In order to foster more detailed survey work and future research questions, we mark the birds on their legs with unique combinations of color bands and an aluminum band that is numbered. The numbered bands offer bird-in-hand ID if recapture data are collected through mist-netting on the islands, and the color combos offer field-friendly survey IDs with binoculars. This process needs to be rapid and low-impact on the birds, and each takes about 90 seconds from start to finish.
Image 5: Author (Memphis Zoo) bands a bridled white-eye with 3 colored bands. Together with the aluminum band placed on the bird’s right leg during a health assessment the first day of capture, these create a unique identification observable in the field. Health assessments were conducted on all birds by the MAC 2015 veterinary team: Deidre Fontenot, DVM, and Lydia Castro, Disney’s Animal Kingdom; and Kami Fox, DVM, Fort Wayne Children’s Zoo.
Image 6: Hannah Bailey (left top, Houston Zoo), keeps detailed records on band numbers and combos during banding and throughout daily care. The bands require a small “spoon” that spreads the tiny plastic ring apart to then slide on the leg of the bird. It can then be gently pinched to create a seamless ring. Each bird takes about a minute and a half to band, at which time a veterinarian can simultaneously assess disposition. Typically two other team members help catch up the birds to streamline the process.

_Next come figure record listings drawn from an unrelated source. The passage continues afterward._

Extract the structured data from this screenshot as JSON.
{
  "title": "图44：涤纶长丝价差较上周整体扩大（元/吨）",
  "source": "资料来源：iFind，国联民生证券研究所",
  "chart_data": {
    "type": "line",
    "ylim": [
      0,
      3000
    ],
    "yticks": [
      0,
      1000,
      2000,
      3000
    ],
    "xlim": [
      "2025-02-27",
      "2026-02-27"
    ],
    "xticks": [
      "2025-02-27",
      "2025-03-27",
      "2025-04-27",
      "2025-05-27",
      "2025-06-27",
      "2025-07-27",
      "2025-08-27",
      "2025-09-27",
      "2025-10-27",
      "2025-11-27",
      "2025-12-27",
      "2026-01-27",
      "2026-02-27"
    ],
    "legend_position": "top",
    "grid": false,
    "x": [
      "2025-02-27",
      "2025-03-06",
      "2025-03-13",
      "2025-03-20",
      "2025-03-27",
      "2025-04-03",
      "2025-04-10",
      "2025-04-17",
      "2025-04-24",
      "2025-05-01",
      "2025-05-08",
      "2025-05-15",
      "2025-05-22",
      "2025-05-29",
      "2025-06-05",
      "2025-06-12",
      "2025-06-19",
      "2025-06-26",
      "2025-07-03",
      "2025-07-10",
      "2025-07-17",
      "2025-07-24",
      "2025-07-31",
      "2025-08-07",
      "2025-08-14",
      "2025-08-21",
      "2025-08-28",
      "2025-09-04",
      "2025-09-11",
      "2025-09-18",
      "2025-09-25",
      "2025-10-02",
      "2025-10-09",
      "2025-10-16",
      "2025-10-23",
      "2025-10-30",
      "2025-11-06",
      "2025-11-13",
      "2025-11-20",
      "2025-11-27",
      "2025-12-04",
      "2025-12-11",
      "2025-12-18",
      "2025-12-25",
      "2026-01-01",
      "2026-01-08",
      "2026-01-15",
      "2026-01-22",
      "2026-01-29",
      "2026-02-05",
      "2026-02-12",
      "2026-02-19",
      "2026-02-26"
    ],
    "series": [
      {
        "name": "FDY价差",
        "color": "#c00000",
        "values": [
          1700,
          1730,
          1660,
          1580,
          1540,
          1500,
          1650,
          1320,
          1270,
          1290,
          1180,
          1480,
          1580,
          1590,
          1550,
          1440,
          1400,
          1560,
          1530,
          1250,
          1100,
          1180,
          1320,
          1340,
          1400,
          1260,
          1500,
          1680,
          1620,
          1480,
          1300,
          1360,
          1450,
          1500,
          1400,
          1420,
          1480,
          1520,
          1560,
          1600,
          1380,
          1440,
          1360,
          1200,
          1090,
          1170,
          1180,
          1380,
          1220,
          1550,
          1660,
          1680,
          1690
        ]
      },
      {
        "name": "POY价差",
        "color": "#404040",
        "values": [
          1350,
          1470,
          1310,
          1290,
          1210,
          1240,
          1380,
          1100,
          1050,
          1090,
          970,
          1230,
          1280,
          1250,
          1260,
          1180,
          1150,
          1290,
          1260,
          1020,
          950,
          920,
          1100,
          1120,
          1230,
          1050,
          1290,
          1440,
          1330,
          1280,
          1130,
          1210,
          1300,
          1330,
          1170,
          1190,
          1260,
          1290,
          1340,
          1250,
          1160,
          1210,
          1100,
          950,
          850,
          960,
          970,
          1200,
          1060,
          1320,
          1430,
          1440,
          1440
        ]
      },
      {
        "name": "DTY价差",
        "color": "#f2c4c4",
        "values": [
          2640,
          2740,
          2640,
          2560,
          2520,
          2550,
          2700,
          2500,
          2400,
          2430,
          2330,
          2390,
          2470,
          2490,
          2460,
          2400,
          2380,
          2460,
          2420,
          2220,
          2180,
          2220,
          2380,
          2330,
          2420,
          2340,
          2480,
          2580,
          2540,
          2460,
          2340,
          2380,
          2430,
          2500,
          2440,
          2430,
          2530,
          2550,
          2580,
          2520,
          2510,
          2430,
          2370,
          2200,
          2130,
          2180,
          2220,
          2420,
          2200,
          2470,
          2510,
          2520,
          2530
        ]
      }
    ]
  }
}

Trees. I have always felt a deep and kindred reverence. The flame tree in particular here speaks to me, speaks to all. This year we have come later than our usual spring trip to time with calm seas, but we have also hit a peak in flame tree flowering. Their gracefully sloping branches, fire-tipped when in flower, have their own angular growth algorithm that resonates in the eye like a fractal. These trees, native to Madagascar, were first planted in the Marianas in the 1960’s and now inspire festivals, art, love, and faith here in the islands. Large jungle trees such as the banyan are believed by the native Chamorro of the Marianas to be inhabited by taotaomo’na, spirits of the ancient people of the islands.
Images 7 and 8: Old flame trees shading the remnants of a 1940’s Japanese Shinto shrine.
Image 9: A banyan tree in rarely trekked forest.
Image 10: Coconut palms line many of the beaches in Tinian.
With this delay in boat departure, the beach beckoned between net repairs and wild fly and papaya collection for the birds. Astounding to the senses, the reef calms oncoming waves into gently lapping rhythms, while the fish inhabiting the corals challenge the visible color spectrum. I borrowed an old snorkel and mismatched goggles, pinched my nose shut with my fingers, and floated into another world.
Image 11: Taga Beach, Tinian, CNMI.
Image 12: The only traffic in town is this beach pileup for the best siesta spot.